Phytoplankton are tiny, drifting, plantlike organisms that are found throughout the world's oceans, but mostly along coasts. These tiny organisms come in every shape imaginable, but only under a microscope can the diversity and intricacy of phytoplankton truly be appreciated. Interestingly enough, some phytoplankton, known as diatoms, contain silica in their cell walls, which is the substance from which glass is formed.
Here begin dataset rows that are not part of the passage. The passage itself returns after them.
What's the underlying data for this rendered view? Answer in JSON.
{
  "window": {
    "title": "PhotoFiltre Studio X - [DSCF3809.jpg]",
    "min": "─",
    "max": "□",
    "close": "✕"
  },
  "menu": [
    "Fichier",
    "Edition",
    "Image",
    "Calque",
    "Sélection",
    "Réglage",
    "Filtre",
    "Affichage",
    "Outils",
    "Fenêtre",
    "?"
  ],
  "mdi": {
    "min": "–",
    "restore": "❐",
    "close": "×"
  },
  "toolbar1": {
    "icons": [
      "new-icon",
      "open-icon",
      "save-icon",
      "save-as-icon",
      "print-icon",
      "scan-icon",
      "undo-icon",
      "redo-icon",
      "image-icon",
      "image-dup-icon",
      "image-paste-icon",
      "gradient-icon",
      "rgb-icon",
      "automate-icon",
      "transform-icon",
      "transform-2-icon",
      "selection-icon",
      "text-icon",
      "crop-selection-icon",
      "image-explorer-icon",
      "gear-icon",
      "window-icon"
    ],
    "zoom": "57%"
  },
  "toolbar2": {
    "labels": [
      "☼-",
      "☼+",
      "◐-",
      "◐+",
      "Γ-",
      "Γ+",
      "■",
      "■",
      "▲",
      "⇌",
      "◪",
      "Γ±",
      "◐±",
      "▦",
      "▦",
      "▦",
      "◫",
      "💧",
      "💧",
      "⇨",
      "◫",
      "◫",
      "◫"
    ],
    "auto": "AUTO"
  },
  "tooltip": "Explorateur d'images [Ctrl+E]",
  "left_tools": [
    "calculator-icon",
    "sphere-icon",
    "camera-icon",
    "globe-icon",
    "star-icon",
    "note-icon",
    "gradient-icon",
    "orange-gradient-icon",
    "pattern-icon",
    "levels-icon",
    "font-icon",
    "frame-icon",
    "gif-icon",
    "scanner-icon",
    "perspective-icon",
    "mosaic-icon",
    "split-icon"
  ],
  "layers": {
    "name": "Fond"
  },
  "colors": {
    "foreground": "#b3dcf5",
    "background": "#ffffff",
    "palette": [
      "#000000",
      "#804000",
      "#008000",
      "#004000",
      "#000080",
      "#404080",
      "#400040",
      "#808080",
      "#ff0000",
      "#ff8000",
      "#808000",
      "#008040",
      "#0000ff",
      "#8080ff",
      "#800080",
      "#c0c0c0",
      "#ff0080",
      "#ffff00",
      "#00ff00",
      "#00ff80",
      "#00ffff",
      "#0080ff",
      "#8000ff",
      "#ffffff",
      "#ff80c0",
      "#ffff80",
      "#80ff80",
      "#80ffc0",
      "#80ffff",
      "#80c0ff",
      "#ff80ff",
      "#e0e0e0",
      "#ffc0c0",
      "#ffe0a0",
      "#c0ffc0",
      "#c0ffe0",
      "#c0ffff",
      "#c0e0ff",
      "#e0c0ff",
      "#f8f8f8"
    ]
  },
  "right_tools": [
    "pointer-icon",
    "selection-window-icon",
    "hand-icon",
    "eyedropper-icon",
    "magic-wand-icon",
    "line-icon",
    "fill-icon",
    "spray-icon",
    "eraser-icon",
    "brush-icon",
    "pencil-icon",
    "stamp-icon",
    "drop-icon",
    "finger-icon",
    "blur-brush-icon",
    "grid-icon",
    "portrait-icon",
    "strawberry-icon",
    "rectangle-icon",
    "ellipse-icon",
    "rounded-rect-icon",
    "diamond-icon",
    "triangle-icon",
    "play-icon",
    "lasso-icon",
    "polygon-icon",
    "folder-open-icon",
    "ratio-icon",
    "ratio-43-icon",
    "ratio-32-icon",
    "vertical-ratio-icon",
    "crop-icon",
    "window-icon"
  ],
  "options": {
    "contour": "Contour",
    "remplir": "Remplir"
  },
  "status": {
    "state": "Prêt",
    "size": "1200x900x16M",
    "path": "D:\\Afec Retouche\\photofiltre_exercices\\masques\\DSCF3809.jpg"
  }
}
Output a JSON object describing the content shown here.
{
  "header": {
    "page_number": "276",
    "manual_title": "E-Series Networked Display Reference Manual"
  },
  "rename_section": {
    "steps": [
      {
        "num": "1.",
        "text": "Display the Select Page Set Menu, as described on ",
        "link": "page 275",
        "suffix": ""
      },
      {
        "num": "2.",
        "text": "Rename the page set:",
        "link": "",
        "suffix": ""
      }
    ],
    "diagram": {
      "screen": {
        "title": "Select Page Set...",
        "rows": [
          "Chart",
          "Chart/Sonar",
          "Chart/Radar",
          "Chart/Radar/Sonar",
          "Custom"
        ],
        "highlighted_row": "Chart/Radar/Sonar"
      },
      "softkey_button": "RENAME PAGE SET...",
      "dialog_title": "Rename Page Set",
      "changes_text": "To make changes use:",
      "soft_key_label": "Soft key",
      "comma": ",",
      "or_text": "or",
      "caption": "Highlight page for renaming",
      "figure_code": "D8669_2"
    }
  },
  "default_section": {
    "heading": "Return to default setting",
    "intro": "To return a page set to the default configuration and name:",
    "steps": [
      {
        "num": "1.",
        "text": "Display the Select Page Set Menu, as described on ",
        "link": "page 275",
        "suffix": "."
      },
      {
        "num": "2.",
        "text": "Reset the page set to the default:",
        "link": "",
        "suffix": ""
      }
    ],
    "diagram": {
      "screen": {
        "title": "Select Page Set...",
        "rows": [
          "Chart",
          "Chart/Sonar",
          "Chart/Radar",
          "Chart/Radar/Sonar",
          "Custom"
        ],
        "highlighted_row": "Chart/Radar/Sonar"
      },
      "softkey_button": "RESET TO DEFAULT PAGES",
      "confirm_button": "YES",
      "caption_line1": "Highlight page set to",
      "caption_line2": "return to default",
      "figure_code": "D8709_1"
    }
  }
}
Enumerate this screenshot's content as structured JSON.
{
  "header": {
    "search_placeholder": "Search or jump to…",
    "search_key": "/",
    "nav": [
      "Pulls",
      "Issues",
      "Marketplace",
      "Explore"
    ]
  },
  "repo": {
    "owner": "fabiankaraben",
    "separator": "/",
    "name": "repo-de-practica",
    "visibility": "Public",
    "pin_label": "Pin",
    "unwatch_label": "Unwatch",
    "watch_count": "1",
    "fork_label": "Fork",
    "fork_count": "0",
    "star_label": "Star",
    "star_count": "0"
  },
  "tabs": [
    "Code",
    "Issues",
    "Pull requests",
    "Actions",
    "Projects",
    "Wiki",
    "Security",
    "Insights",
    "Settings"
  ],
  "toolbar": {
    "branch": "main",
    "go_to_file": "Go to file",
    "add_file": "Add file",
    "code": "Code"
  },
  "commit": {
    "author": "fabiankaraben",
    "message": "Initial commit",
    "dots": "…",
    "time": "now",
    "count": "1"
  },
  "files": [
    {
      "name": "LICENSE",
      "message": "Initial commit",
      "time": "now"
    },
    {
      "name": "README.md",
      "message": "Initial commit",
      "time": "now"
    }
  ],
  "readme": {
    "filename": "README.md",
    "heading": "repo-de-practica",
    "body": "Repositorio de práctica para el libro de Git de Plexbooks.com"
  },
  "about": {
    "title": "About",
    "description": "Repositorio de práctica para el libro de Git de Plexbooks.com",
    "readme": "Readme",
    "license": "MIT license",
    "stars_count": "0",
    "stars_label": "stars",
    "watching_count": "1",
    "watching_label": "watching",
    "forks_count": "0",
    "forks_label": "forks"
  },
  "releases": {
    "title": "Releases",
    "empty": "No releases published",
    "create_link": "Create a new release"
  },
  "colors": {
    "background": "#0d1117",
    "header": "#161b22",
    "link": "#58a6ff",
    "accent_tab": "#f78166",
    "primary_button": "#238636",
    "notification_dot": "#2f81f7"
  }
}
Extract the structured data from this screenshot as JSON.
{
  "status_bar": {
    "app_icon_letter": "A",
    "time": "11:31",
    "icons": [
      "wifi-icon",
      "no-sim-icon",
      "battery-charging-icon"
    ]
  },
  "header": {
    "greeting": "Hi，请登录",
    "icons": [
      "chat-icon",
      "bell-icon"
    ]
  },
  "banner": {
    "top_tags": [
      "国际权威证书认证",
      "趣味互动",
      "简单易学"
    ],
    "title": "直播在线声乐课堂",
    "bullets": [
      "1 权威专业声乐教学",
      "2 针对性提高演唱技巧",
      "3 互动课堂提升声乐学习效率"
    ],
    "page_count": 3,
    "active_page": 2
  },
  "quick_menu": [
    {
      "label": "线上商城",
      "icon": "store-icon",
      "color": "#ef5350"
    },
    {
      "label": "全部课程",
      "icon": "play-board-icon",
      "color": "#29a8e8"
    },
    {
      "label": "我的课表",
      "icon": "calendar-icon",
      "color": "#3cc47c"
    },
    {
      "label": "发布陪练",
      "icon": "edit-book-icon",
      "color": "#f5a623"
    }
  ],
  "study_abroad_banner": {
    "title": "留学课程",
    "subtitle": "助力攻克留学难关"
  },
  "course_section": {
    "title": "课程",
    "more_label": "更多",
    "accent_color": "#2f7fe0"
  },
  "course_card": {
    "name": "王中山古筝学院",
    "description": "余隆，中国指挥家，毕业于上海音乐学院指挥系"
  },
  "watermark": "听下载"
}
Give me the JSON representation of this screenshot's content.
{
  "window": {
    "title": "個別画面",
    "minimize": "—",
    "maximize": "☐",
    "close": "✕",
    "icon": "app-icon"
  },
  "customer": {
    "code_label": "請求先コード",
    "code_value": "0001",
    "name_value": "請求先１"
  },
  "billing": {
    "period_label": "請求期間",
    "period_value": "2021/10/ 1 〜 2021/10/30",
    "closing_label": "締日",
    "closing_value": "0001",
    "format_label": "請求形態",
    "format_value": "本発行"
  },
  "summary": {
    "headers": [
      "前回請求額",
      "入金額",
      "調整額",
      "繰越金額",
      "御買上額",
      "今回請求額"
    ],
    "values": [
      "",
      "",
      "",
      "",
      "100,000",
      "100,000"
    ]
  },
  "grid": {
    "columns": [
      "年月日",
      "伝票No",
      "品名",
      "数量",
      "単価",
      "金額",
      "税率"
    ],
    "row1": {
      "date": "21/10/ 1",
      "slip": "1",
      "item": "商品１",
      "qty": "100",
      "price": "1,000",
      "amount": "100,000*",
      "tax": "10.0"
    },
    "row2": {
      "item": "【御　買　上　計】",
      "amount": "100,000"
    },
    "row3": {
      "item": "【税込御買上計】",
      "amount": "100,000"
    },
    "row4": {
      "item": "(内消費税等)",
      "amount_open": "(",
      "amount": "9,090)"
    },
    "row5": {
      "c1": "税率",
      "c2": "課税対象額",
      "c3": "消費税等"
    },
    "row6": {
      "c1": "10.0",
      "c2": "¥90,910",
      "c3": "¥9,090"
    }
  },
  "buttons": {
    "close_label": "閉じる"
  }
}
So, we know that phytoplankton produces food for many animals of the sea; but how is it produced? Four essential ingredients are necessary for phytoplankton to grow: water, sunlight, nutrients and carbon dioxide. When these factors are in balance, phytoplankton is able to thrive. Often because these tiny organisms are dependent on specific conditions to grow, they are used as an indicator for environmental problems. For example, in an area where pollutants are present, phytoplankton will likely be absent. Another important role that phytoplankton play in the environment is their ability to use photosynthesis to remove carbon dioxide from seawater and consequently release oxygen. Thus, the sea can absorb a lot of the carbon dioxide produced in the atmosphere, caused from activities such as deforestation and burning of fossil fuels. The reason why this is so important is that carbon dioxide is considered a green house gas, contributing to global warming, so the less we have in the atmosphere, the better. In addition, when phytoplankton (which is composed of carbon) dies, it also helps to control carbon dioxide levels in the atmosphere by sinking to the ocean bottom and being covered by other material. Thus, this harmful gas has no way of returning to the atmosphere.
Phytoplankton may be microscopic in size, but they are certainly enormous in the roles they play throughout the ocean ecosystem.